In a chapter entitle 'Desperate Remedies', Gribbin takes up the theme of the different interpretations of quantum theory. Here he makes the interesting point that all the theories 'work', in the sense that they account for the behaviour of existing experiments and correctly predict the outcome of new experiments; this is unique in science. Choosing among the various possibilities on offer is thus a matter of personal taste. In a way, the multiplicity of intepretations mirrors the multiplicity of ways that a photon seems able to go through two slits at once. Gribbin himself thinks that none of the explanations is wholly satisfactory but that this does not matter too much because they are useful in practice. So perhaps, he thinks, we need all of them.

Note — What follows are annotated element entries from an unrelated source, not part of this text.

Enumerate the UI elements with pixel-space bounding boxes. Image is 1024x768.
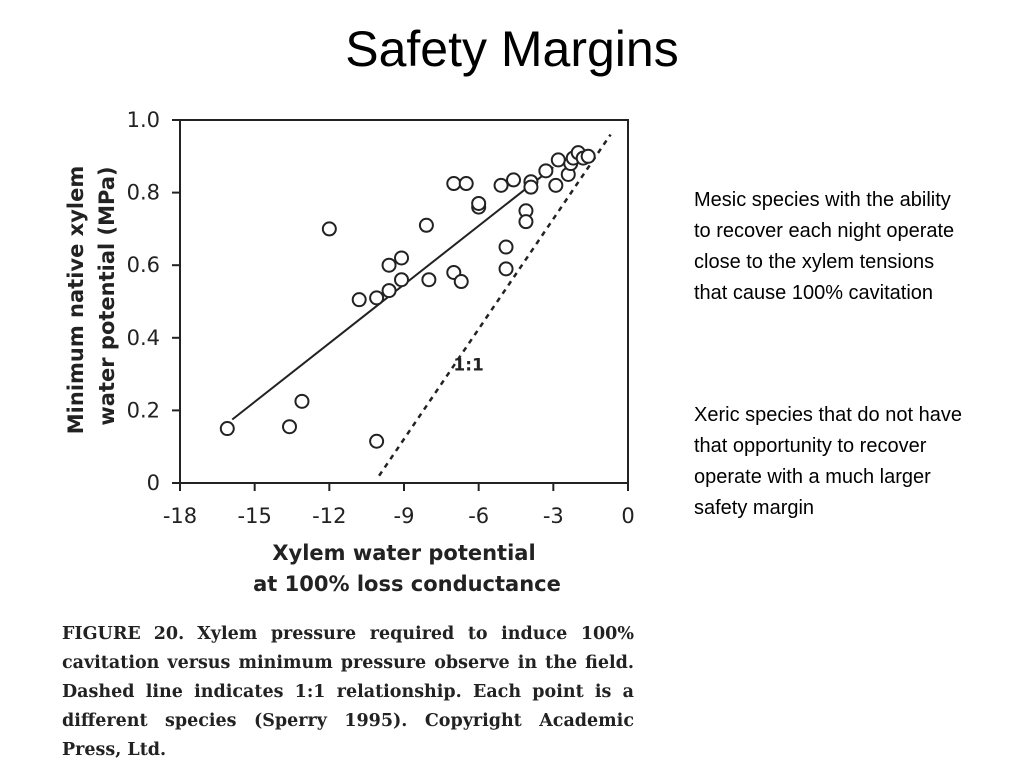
data-point — [523, 179, 539, 195]
x-tick-label: -6 — [468, 504, 489, 528]
data-point — [381, 283, 397, 299]
data-point — [351, 292, 367, 308]
data-point — [294, 393, 310, 409]
caption-number: 20. — [153, 624, 185, 644]
y-tick-label: 1.0 — [127, 108, 160, 132]
x-axis-title-line2: at 100% loss conductance — [253, 572, 561, 596]
data-point — [418, 217, 434, 233]
data-point — [381, 257, 397, 273]
scatter-chart: -18 -15 -12 -9 -6 -3 0 0 0.2 0.4 0.6 0.8 1.0 1:1 Xy… — [64, 108, 635, 596]
y-axis: 0 0.2 0.4 0.6 0.8 1.0 — [127, 108, 180, 495]
data-point — [506, 172, 522, 188]
y-tick-label: 0.2 — [127, 398, 160, 422]
y-tick-label: 0 — [147, 471, 160, 495]
reference-line-label: 1:1 — [453, 355, 483, 375]
x-tick-label: -3 — [543, 504, 564, 528]
caption-label: FIGURE — [62, 624, 141, 644]
y-axis-title-line1: Minimum native xylem — [64, 166, 88, 434]
y-tick-label: 0.8 — [127, 181, 160, 205]
data-point — [321, 221, 337, 237]
y-tick-label: 0.6 — [127, 253, 160, 277]
data-point — [446, 176, 462, 192]
slide-title: Safety Margins — [345, 21, 679, 77]
data-point — [580, 148, 596, 164]
data-point — [518, 214, 534, 230]
x-tick-label: -9 — [394, 504, 415, 528]
figure-caption: FIGURE 20. Xylem pressure required to in… — [62, 620, 634, 765]
data-point — [471, 195, 487, 211]
data-point — [369, 433, 385, 449]
y-axis-title-line2: water potential (MPa) — [95, 166, 119, 425]
note-xeric-species: Xeric species that do not have that oppo… — [694, 404, 962, 519]
x-axis-title-line1: Xylem water potential — [272, 541, 535, 565]
note-mesic-species: Mesic species with the ability to recove… — [694, 189, 955, 304]
x-tick-label: -12 — [312, 504, 346, 528]
data-point — [282, 419, 298, 435]
x-tick-label: -15 — [238, 504, 272, 528]
data-point — [498, 239, 514, 255]
data-point — [498, 261, 514, 277]
caption-text: Xylem pressure required to induce 100% c… — [62, 624, 634, 760]
data-point — [493, 177, 509, 193]
y-tick-label: 0.4 — [127, 326, 160, 350]
data-point — [538, 163, 554, 179]
data-point — [548, 177, 564, 193]
data-point — [394, 272, 410, 288]
data-point — [453, 274, 469, 290]
data-point — [550, 152, 566, 168]
data-points — [219, 145, 596, 449]
data-point — [421, 272, 437, 288]
data-point — [369, 290, 385, 306]
x-tick-label: -18 — [163, 504, 197, 528]
one-to-one-dashed-line — [378, 133, 612, 477]
x-axis: -18 -15 -12 -9 -6 -3 0 — [163, 483, 635, 528]
x-tick-label: 0 — [621, 504, 634, 528]
data-point — [219, 421, 235, 437]
data-point — [394, 250, 410, 266]
data-point — [458, 176, 474, 192]
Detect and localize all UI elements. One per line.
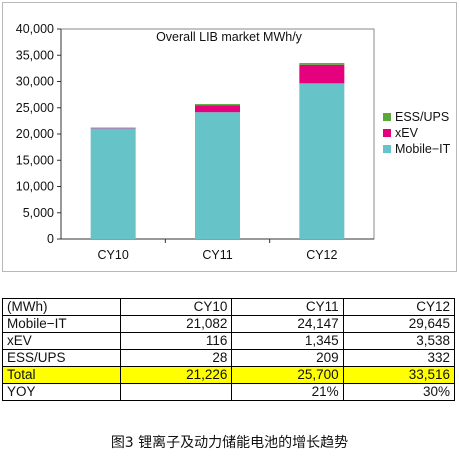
table-cell: 332 [342,349,456,367]
chart-panel: Overall LIB market MWh/y 0 5,000 10,000 15,… [2,2,457,272]
table-cell: 209 [231,349,344,367]
bar-segment [90,128,136,239]
bar-segment [299,83,345,240]
legend-label: Mobile−IT [395,142,451,156]
y-tick-label: 30,000 [16,75,54,89]
table-row-label: YOY [1,383,122,401]
chart-title: Overall LIB market MWh/y [156,30,303,44]
table-cell: 21,226 [120,366,233,384]
table-row-label: ESS/UPS [1,349,122,367]
bar-segment [90,127,136,129]
y-tick-label: 20,000 [16,127,54,141]
stacked-bar-chart: Overall LIB market MWh/y 0 5,000 10,000 15,… [16,22,451,262]
y-tick-label: 25,000 [16,101,54,115]
table-cell: 21,082 [120,315,233,333]
table-cell: 25,700 [231,366,344,384]
table-row: Total 21,226 25,700 33,516 [1,366,456,384]
y-tick-label: 15,000 [16,153,54,167]
table-row: YOY 21% 30% [1,383,456,401]
figure-caption: 图3 锂离子及动力储能电池的增长趋势 [110,435,349,451]
table-row: ESS/UPS 28 209 332 [1,349,456,367]
table-cell [120,383,233,401]
table-header-cell: (MWh) [1,298,122,316]
legend-label: ESS/UPS [395,110,449,124]
bar-segment [299,63,345,65]
y-tick-label: 35,000 [16,48,54,62]
legend-swatch [383,113,391,121]
table-row: Mobile−IT 21,082 24,147 29,645 [1,315,456,333]
bar-segment [195,104,240,106]
table-cell: 30% [342,383,456,401]
x-tick-label: CY12 [306,248,337,262]
legend-swatch [383,145,391,153]
y-tick-label: 10,000 [16,180,54,194]
x-tick-label: CY11 [202,248,232,262]
table-cell: 24,147 [231,315,344,333]
table-row-label: xEV [1,332,122,350]
table-cell: 1,345 [231,332,344,350]
data-table: (MWh) CY10 CY11 CY12 Mobile−IT 21,082 24,147 29… [1,298,456,401]
table-cell: 33,516 [342,366,456,384]
table-cell: 116 [120,332,233,350]
bar-segment [299,64,345,84]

The final section of the book shifts our attention, rather briefly, from the very small (the world of photons) to the very large (cosmology), before concluding with some final reflections on the nature of reality. In an epilogue called 'The solution—myth for our times' Gribbin insists repeatedly that all interpretations are analogies, myths, or models. They are 'crutches to help us imagine what is going on at the quantum level and to make testable predictions'. This is true even of his own favourite, an interpretation advanced by John Cramer, which Gribbin explains in some detail. It requires one to picture 'a field which is a time-symmetric mixture of a retarded wave propagating into the future and an advanced wave propagating into the past'. Considerable intellectual agility is required to grasp this theory, I found, but this is only what should be expected, for, as Feynman said, 'nobody knows how it can be like that'.
This is an attractively written book which is well worth reading for anyone with a taste for grappling with the philosophical implications of modern physics. There is a useful bibliography.